No cabe duda que Erich Von Stroheim asumió el rol de Gabbo incorporando en su trazado la mitología que le acompañaba como intérprete. Ese aplomo teutónico, la utilización anacrónica de uniformes de época adornados por medallones y condecoraciones –y para ello conviene destacar el aire kitsch que preside la actuación teatral de este, imbuido en un sofá “rococó”, vestido con un uniforme de la época napoleónica, e incluso donde sus ayudantes visten uniformes similares-, es indudable que emergería como un condicionante impuesto por el propio intérprete, ligando su personaje a la galería de los interpretados por él mismo en sus propias películas. Pero sucede que en THE GREAT GABBO el estatismo que domina las secuencias en las que su protagonista se encuentra presente es casi aplastante. Hay en ellas una morosidad y ausencia de fuerza expresiva en sus planos, nos importan poco las presuntas exhibiciones de ventriloquia del personaje, se desaprovecha por completo la relación mantenida entre este y su muñeco –ni siquiera en ello se producen situaciones ni matices que podrían insuflar un aire bizarro a la función-, dejando su discurrir de manera creciente en la incorporación de una serie de números musicales totalmente caducos –aunque no dudo que en aquellos tiempos pudieran aparecer como novedosos-. De todos ellos, quizá solo queda destacar, también por su carácter kitsch, el que se desarrolla sobre una gigantesca tela de araña, dotado al menos de un cierto soterrado erotismo, posible al encontrarnos ante una producción inserta antes de la llegada del castrante Código Hays.

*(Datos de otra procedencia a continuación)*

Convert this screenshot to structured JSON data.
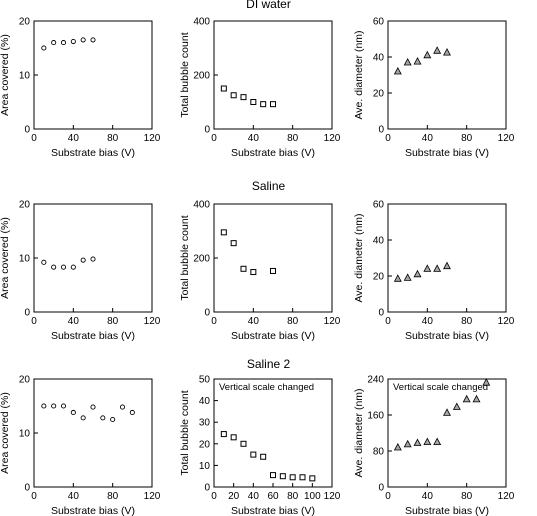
{
  "rows": [
    {
      "title": "DI water"
    },
    {
      "title": "Saline"
    },
    {
      "title": "Saline 2"
    }
  ],
  "chart_data": [
    {
      "type": "scatter",
      "row": 0,
      "col": 0,
      "marker": "circle",
      "xlabel": "Substrate bias (V)",
      "ylabel": "Area covered (%)",
      "xlim": [
        0,
        120
      ],
      "ylim": [
        0,
        20
      ],
      "xticks": [
        0,
        40,
        80,
        120
      ],
      "yticks": [
        0,
        10,
        20
      ],
      "note": "",
      "series": [
        {
          "x": [
            10,
            20,
            30,
            40,
            50,
            60
          ],
          "y": [
            15,
            16,
            16,
            16.2,
            16.5,
            16.5
          ]
        }
      ]
    },
    {
      "type": "scatter",
      "row": 0,
      "col": 1,
      "marker": "square",
      "xlabel": "Substrate bias (V)",
      "ylabel": "Total bubble count",
      "xlim": [
        0,
        120
      ],
      "ylim": [
        0,
        400
      ],
      "xticks": [
        0,
        40,
        80,
        120
      ],
      "yticks": [
        0,
        200,
        400
      ],
      "note": "",
      "series": [
        {
          "x": [
            10,
            20,
            30,
            40,
            50,
            60
          ],
          "y": [
            150,
            125,
            118,
            100,
            92,
            92
          ]
        }
      ]
    },
    {
      "type": "scatter",
      "row": 0,
      "col": 2,
      "marker": "triangle",
      "xlabel": "Substrate bias (V)",
      "ylabel": "Ave. diameter (nm)",
      "xlim": [
        0,
        120
      ],
      "ylim": [
        0,
        60
      ],
      "xticks": [
        0,
        40,
        80,
        120
      ],
      "yticks": [
        0,
        20,
        40,
        60
      ],
      "note": "",
      "series": [
        {
          "x": [
            10,
            20,
            30,
            40,
            50,
            60
          ],
          "y": [
            32,
            37,
            37.5,
            41,
            43.5,
            42.5
          ]
        }
      ]
    },
    {
      "type": "scatter",
      "row": 1,
      "col": 0,
      "marker": "circle",
      "xlabel": "Substrate bias (V)",
      "ylabel": "Area covered (%)",
      "xlim": [
        0,
        120
      ],
      "ylim": [
        0,
        20
      ],
      "xticks": [
        0,
        40,
        80,
        120
      ],
      "yticks": [
        0,
        10,
        20
      ],
      "note": "",
      "series": [
        {
          "x": [
            10,
            20,
            30,
            40,
            50,
            60
          ],
          "y": [
            9.2,
            8.3,
            8.3,
            8.3,
            9.6,
            9.8
          ]
        }
      ]
    },
    {
      "type": "scatter",
      "row": 1,
      "col": 1,
      "marker": "square",
      "xlabel": "Substrate bias (V)",
      "ylabel": "Total bubble count",
      "xlim": [
        0,
        120
      ],
      "ylim": [
        0,
        400
      ],
      "xticks": [
        0,
        40,
        80,
        120
      ],
      "yticks": [
        0,
        200,
        400
      ],
      "note": "",
      "series": [
        {
          "x": [
            10,
            20,
            30,
            40,
            60
          ],
          "y": [
            295,
            255,
            160,
            148,
            152
          ]
        }
      ]
    },
    {
      "type": "scatter",
      "row": 1,
      "col": 2,
      "marker": "triangle",
      "xlabel": "Substrate bias (V)",
      "ylabel": "Ave. diameter (nm)",
      "xlim": [
        0,
        120
      ],
      "ylim": [
        0,
        60
      ],
      "xticks": [
        0,
        40,
        80,
        120
      ],
      "yticks": [
        0,
        20,
        40,
        60
      ],
      "note": "",
      "series": [
        {
          "x": [
            10,
            20,
            30,
            40,
            50,
            60
          ],
          "y": [
            18.5,
            19,
            21,
            24,
            24,
            25.5
          ]
        }
      ]
    },
    {
      "type": "scatter",
      "row": 2,
      "col": 0,
      "marker": "circle",
      "xlabel": "Substrate bias (V)",
      "ylabel": "Area covered (%)",
      "xlim": [
        0,
        120
      ],
      "ylim": [
        0,
        20
      ],
      "xticks": [
        0,
        40,
        80,
        120
      ],
      "yticks": [
        0,
        10,
        20
      ],
      "note": "",
      "series": [
        {
          "x": [
            10,
            20,
            30,
            40,
            50,
            60,
            70,
            80,
            90,
            100
          ],
          "y": [
            15,
            15,
            15,
            13.8,
            12.8,
            14.8,
            12.8,
            12.5,
            14.8,
            13.8
          ]
        }
      ]
    },
    {
      "type": "scatter",
      "row": 2,
      "col": 1,
      "marker": "square",
      "xlabel": "Substrate bias (V)",
      "ylabel": "Total bubble count",
      "xlim": [
        0,
        120
      ],
      "ylim": [
        0,
        50
      ],
      "xticks": [
        0,
        20,
        40,
        60,
        80,
        100,
        120
      ],
      "yticks": [
        0,
        10,
        20,
        30,
        40,
        50
      ],
      "note": "Vertical scale changed",
      "series": [
        {
          "x": [
            10,
            20,
            30,
            40,
            50,
            60,
            70,
            80,
            90,
            100
          ],
          "y": [
            24.5,
            23,
            20,
            15,
            14,
            5.5,
            5,
            4.5,
            4.5,
            4
          ]
        }
      ]
    },
    {
      "type": "scatter",
      "row": 2,
      "col": 2,
      "marker": "triangle",
      "xlabel": "Substrate bias (V)",
      "ylabel": "Ave. diameter (nm)",
      "xlim": [
        0,
        120
      ],
      "ylim": [
        0,
        240
      ],
      "xticks": [
        0,
        40,
        80,
        120
      ],
      "yticks": [
        0,
        80,
        160,
        240
      ],
      "note": "Vertical scale changed",
      "series": [
        {
          "x": [
            10,
            20,
            30,
            40,
            50,
            60,
            70,
            80,
            90,
            100
          ],
          "y": [
            88,
            95,
            98,
            100,
            100,
            165,
            178,
            195,
            195,
            232
          ]
        }
      ]
    }
  ]
}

Por lo demás, poco hay que destacar en esta película polvorienta, en la que algunos comentaristas han querido incluso ver fábulas sociológicas, pero que un servidor no duda en considerar una enorme decepción. De hecho, tan solo hay un instante en el que observo una cierta inventiva cinematográfica. Me refiero al plano que sucede a la primera huída de Mary de la servidumbre de Gabbo. Poco después, el absorbente ventrílocuo saldrá de la puerta portando su muñeco en el brazo, mientras este último llamará insinuantemente a esta, intentando en vano que regrese, introduciendo en el metraje un componente inquietante que, por desgracia, aparecerá por completo desaprovechado. En definitiva, quien iba a decir que el que fuera director de un título tan emblemático como THE COVERED WAGON (La caravana de Oregón, 1923), pudiera ser el firmante de una película tan modesta –cosa en sí nada censurable- como decepcionante, que tiene plomo hasta por las alas.